Myanmar's military government has warned Aung San Suu Kyi's supporters not to take to the streets following the verdict.
The state-run New Light of Myanmar newspaper said that authorities and citizens alike "have to ward off subversive elements and disruptions".
The leader of the main opposition National League for Democracy (NLD) party who has spent nearly 14 of the last 20 years in prison or under house arrest, could be jailed for another five years if found guilty.
On Tuesday, the opposition leader had said she expected the verdict to be "painfully obvious", according to diplomats allowed into the courtroom when closing arguments were made.
The diplomats said she thanked them "for trying to promote a just outcome" but said she was not optimistic.

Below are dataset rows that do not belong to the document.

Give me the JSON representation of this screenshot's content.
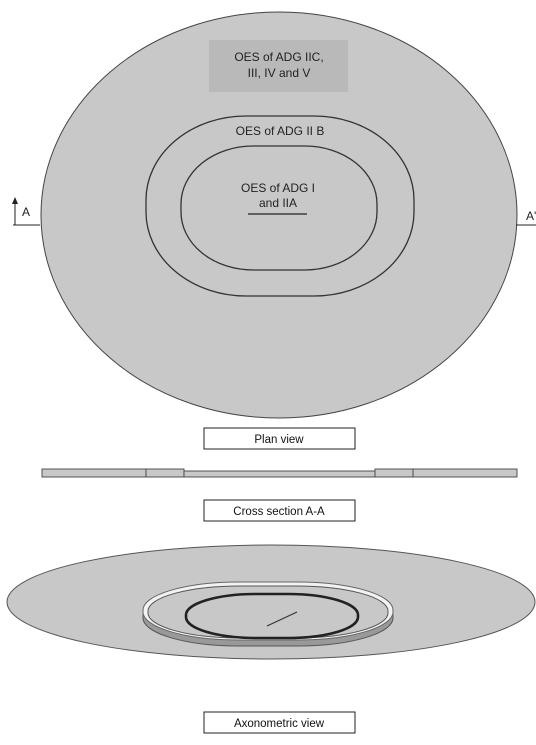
{
  "colors": {
    "zone_fill": "#c8c8c8",
    "outline": "#444444",
    "label_box": "#b9b9b9",
    "axo_light_ring": "#f2f2f2"
  },
  "zones": {
    "outer": {
      "line1": "OES of ADG IIC,",
      "line2": "III, IV and V"
    },
    "middle": {
      "line1": "OES of ADG II B"
    },
    "inner": {
      "line1": "OES of ADG I",
      "line2": "and IIA"
    }
  },
  "section_marks": {
    "left": "A",
    "right": "A'",
    "left_arrow_icon": "up-arrow-icon"
  },
  "captions": {
    "plan_view": "Plan view",
    "cross_section": "Cross section A-A",
    "axonometric_view": "Axonometric view"
  }
}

The trial has been held largely behind closed doors, although diplomats and a handful of reporters have occasionally been allowed access.
The American intruder, John Yettaw, is also on trial, as are two female aides who have been the opposition leader's only companions during her house arrest.
The opposition leader's lawyers - who have not contested the facts of the case - have consistently argued that the law used by the authorities is invalid because it applies to a constitution abolished two decades ago.
They also say that government guards stationed outside her home should be held responsible for any intrusion into her property.
Still, Aung San Suu Kyi is widely expected to be convicted in a country where courts are known to rule in favour of the military which has ruled since 1962.
And the ruling generals are not likely to tolerate any public opposition to the court's decision.
Protesters can be jailed for seven years, and while some have taken the risk outside the gates of Insein prison where she is held, the bloody crackdown on anti-government protests led by monks in 2007 are still fresh in many people's minds.
Critics have said the trial is a sham based on charges trumped up by the military in order to keep her behind bars through elections planned for next year.
But neither international outrage nor offers of closer ties with the US if she is freed appear to have been able to deflect the military rulers' apparent determination to neutralise, if not jail, her.